From Florida, Bob Katz has sent a test CD of the mastered version of part of my new recording. This morning I’m listening. He’s sent along a list of many clicks and noises he removed. There’s question about the basic sound. He’s chosen a dither he likes and done a bit of EQ and stereo image shifting. The underlying recording was too diffuse, he thought. He wants a bit more “edge” and a clearer sense of where the piano is on the stage. It’s veering toward being too brash I think. Now it’s “like a Yamaha instead of a Steinway,” I write him in an email. This recording includes music by Philip Glass and William Duckworth. In his own piano recordings, Glass favors a very pop piano sound. The mics are suspended right above the strings of the piano. Before my first recording of his music, he suggested I might use that kind of mic position.

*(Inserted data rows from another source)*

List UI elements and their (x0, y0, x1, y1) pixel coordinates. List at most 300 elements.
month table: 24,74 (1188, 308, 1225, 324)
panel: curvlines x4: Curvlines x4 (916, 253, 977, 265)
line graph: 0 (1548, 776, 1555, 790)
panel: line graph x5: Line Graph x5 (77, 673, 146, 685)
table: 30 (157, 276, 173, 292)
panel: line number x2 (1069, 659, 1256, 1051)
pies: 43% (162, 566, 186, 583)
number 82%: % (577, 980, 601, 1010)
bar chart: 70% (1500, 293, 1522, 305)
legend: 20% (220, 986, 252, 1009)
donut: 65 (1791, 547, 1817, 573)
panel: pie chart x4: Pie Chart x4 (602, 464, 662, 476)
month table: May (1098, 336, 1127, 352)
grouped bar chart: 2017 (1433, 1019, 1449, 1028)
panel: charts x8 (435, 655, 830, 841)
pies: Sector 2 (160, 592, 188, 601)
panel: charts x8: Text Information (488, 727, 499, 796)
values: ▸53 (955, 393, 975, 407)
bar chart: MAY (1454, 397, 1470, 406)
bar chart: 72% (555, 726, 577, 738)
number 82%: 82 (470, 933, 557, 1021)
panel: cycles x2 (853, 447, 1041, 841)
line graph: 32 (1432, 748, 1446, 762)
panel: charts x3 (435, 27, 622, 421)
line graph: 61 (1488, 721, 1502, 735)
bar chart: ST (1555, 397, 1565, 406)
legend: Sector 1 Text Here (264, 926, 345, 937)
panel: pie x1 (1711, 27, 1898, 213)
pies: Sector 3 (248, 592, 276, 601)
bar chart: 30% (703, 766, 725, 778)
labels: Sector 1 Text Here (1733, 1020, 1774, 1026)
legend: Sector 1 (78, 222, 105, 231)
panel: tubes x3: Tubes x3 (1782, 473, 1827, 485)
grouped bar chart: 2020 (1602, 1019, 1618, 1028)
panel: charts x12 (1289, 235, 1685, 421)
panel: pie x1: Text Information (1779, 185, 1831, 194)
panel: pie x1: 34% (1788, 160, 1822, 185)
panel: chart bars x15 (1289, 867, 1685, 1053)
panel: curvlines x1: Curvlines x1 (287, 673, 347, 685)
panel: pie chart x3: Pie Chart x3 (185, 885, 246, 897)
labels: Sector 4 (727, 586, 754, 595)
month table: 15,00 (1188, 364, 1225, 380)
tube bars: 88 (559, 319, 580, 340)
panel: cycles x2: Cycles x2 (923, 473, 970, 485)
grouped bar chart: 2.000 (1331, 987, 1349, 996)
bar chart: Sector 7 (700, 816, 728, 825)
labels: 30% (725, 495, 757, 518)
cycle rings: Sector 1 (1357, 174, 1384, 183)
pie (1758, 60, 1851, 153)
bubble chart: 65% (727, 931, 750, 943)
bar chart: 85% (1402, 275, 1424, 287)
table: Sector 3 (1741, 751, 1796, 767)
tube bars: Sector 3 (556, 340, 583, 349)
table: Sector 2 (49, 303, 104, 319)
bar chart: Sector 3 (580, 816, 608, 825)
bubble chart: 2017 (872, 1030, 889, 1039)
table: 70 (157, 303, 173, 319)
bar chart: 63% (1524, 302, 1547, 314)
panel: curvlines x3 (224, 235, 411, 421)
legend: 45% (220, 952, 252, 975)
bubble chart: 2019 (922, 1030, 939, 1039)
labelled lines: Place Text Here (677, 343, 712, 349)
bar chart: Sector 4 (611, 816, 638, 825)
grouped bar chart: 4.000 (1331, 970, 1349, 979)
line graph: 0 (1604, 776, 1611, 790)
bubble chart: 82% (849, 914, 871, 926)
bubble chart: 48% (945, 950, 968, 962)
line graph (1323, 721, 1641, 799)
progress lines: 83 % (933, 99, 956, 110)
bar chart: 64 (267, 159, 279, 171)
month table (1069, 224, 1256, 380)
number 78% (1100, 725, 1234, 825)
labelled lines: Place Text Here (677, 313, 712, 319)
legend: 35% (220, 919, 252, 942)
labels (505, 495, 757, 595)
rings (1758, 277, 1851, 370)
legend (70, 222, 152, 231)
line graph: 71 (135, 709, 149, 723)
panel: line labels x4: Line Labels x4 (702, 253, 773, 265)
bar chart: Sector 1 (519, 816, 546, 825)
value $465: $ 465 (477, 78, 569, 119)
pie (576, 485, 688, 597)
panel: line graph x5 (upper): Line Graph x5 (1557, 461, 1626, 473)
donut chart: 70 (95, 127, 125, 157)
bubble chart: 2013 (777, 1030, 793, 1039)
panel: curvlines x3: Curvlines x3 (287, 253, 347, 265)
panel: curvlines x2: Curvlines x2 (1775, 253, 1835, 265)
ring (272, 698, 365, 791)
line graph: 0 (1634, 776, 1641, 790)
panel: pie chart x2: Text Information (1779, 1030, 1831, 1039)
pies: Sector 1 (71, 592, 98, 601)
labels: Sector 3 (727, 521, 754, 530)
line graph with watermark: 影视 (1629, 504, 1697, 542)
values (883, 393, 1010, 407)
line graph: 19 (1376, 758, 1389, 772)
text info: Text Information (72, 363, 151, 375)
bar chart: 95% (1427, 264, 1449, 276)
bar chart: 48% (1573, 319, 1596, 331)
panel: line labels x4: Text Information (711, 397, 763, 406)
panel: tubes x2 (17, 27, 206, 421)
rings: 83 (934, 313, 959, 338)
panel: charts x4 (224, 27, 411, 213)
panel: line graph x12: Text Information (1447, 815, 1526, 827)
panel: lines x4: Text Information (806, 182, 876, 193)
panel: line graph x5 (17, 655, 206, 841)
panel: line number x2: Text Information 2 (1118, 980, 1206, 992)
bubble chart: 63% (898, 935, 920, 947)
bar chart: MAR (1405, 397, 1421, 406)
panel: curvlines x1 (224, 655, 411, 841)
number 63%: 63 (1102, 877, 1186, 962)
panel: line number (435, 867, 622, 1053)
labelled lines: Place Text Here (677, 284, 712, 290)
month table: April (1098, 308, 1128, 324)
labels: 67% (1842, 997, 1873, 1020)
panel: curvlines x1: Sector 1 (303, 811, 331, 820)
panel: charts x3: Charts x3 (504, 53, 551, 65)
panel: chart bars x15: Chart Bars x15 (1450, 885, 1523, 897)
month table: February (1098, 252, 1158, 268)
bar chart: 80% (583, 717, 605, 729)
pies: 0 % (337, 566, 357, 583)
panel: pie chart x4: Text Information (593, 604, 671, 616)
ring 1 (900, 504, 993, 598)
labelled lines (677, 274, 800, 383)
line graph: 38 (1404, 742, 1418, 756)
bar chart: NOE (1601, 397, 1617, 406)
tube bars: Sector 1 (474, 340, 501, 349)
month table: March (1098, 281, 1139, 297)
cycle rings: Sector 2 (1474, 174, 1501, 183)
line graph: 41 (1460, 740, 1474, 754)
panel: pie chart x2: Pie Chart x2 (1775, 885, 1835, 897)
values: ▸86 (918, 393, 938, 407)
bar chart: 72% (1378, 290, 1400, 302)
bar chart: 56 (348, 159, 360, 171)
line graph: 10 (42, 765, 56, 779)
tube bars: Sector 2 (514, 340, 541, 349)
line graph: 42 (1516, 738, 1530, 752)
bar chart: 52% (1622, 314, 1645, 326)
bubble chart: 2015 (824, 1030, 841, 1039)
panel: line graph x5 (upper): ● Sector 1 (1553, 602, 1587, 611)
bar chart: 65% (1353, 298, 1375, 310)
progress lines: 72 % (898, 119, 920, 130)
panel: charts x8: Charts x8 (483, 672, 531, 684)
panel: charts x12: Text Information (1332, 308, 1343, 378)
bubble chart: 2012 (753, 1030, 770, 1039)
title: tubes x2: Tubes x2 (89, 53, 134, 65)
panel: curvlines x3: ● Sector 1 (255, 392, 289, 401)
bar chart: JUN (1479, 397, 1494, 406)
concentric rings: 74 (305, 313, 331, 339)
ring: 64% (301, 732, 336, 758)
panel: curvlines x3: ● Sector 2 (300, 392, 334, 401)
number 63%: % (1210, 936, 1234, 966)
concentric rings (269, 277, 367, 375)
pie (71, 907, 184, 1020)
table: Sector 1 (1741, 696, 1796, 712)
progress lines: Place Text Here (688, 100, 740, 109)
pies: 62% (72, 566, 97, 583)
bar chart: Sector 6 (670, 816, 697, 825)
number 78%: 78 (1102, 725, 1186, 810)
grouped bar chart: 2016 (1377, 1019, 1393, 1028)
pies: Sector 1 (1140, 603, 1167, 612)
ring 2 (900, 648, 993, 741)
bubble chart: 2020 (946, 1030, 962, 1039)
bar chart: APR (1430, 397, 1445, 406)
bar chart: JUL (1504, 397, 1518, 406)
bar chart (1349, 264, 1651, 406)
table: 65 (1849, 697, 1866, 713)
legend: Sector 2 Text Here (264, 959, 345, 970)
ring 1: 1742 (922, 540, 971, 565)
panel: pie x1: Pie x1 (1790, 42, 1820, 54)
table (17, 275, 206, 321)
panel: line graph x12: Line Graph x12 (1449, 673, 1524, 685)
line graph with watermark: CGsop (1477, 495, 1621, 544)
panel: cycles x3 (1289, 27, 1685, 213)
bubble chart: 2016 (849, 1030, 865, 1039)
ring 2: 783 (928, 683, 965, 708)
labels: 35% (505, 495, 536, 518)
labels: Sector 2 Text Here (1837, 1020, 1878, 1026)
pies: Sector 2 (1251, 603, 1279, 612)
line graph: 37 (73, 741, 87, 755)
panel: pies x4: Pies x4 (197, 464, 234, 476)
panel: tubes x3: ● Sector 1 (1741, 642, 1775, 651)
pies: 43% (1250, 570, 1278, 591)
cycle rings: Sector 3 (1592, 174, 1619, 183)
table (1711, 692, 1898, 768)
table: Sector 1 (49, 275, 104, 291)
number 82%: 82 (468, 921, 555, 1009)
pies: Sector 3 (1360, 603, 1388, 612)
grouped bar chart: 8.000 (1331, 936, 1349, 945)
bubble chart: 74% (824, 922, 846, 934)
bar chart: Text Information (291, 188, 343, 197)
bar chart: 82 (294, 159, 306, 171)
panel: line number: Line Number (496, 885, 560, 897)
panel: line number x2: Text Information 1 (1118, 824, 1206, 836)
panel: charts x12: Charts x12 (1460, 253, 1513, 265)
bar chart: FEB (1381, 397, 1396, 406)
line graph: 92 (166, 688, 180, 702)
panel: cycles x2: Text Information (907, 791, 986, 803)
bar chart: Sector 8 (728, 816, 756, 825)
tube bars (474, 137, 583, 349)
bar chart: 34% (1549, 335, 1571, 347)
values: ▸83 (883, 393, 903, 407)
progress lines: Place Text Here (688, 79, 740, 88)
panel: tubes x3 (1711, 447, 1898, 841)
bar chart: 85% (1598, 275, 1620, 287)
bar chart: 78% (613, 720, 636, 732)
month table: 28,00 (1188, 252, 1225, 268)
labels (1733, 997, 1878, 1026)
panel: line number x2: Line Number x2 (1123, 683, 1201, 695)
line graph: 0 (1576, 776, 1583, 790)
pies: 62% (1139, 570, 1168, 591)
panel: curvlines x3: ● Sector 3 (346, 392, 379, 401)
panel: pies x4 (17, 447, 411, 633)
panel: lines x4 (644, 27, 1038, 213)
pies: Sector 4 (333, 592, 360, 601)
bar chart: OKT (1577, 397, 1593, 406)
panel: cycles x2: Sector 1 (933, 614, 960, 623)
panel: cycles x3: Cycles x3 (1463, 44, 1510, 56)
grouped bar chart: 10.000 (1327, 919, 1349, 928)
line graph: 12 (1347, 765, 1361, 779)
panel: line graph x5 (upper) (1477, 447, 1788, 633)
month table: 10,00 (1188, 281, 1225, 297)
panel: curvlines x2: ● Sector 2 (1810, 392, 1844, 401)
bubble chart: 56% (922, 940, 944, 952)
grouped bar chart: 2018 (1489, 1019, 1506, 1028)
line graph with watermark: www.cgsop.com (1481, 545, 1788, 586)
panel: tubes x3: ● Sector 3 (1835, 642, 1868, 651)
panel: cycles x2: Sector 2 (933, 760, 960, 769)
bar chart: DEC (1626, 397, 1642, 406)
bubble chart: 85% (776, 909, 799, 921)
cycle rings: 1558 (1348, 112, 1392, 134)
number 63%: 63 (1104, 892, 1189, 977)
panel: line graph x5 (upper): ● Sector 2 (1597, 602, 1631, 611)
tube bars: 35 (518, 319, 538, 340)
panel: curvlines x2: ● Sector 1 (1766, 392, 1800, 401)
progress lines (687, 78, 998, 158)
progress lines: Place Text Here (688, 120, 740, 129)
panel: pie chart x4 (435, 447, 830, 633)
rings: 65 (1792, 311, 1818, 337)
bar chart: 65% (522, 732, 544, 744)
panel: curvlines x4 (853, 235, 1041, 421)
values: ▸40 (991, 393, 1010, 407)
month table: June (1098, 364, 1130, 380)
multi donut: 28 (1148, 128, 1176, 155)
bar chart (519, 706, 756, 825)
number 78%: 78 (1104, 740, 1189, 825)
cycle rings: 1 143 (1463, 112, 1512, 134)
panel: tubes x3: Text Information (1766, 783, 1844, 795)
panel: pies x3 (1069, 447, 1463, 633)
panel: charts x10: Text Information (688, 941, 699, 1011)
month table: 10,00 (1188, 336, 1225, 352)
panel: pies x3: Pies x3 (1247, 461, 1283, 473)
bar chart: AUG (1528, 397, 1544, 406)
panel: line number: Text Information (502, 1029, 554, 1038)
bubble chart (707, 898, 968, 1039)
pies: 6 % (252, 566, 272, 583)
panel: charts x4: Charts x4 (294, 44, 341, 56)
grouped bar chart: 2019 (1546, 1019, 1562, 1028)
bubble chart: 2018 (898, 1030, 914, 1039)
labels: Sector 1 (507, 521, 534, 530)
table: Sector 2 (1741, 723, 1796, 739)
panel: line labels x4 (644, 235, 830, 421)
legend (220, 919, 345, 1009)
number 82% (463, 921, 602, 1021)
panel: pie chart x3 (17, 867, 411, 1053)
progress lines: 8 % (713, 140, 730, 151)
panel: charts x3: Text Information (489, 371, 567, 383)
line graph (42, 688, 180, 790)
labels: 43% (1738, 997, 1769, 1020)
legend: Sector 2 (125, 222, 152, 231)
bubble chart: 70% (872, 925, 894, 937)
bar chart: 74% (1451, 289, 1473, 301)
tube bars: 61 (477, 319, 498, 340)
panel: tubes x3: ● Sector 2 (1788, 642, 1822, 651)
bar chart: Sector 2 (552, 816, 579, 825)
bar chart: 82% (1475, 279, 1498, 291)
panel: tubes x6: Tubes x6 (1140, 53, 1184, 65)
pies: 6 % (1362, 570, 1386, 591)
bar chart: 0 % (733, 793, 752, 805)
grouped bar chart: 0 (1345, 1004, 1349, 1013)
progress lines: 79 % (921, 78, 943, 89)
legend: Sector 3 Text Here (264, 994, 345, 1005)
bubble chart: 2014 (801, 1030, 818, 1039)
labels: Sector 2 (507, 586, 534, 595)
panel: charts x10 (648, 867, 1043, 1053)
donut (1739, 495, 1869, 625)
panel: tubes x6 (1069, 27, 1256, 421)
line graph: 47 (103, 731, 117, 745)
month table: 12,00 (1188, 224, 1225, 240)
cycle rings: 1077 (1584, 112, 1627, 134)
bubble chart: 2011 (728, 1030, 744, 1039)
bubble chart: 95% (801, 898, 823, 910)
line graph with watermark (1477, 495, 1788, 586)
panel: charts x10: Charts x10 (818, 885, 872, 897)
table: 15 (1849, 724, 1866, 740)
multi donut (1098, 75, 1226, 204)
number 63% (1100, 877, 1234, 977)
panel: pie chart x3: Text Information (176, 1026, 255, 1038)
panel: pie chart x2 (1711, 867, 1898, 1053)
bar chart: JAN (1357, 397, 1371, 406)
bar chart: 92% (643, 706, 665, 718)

Here, I want a less analytic sound (more “classical”?) that gives more sense of the space of the auditorium. (This present material was recorded in a hall seating 1200.) Especially for Duckworth’s pieces, which feature long lingering drones, I want to hear the room.
Over a long period, recordings have become clearer and more detailed, just like the sounds heard in newer and newer concert halls. It is partly changing technology, and partly aesthetics. What’s the causal relationship? Pop is a strong influence. Each generation of listeners learns to hear recorded sound (as we learn to “see” photographic images). The sound of acoustic 78s gave way to electrical recording, then to LPs made from magnetic tape, CDs, and now MP3s.
I based some of my editing decisions last summer (which I drew onto a score for Nick Prout, my editor in New York) on listening to MP3s. All the takes from the recording sessions were loaded onto an iPod — perfect I thought, for the weeks I spent in Mongolia. To continue working all I had to do was keep the iPod charged — not so easy it turned out. I recognize a certain timbre in MP3 piano sound, but as the process of comparing takes is about their relative qualities and compatibility, it seemed it could work. (At times, I have worked from DATs, CDs, and even cassettes!)
There’s no other “producer” for these solo recordings. No one picking takes or edit points, or — in the recording sessions — telling me to do another take, or, more likely, telling me I do not need to do more than the many, many takes I already have! It pleased me to know, from Robert Philip’s book, that in the pre-editing 78 period, Mr. Rachmaninoff recorded Mendelssohn’s “Spinning Song” twenty-three times during a session…
The making of recordings depends on live playing. But as movies are different from plays done on stage, sound recordings can be and should be very different from the experience of live concerts. Classical musicians can be dumb when it comes to recording. Often, the mastering process — the finishing of the actual sound and the careful assembly of the finished art work, crucial steps — is handled very casually. I’m aware of classical projects, in which mastering is “bypassed.” An edited recording is just sent to a CD replicating factory where some default settings control the final sounds!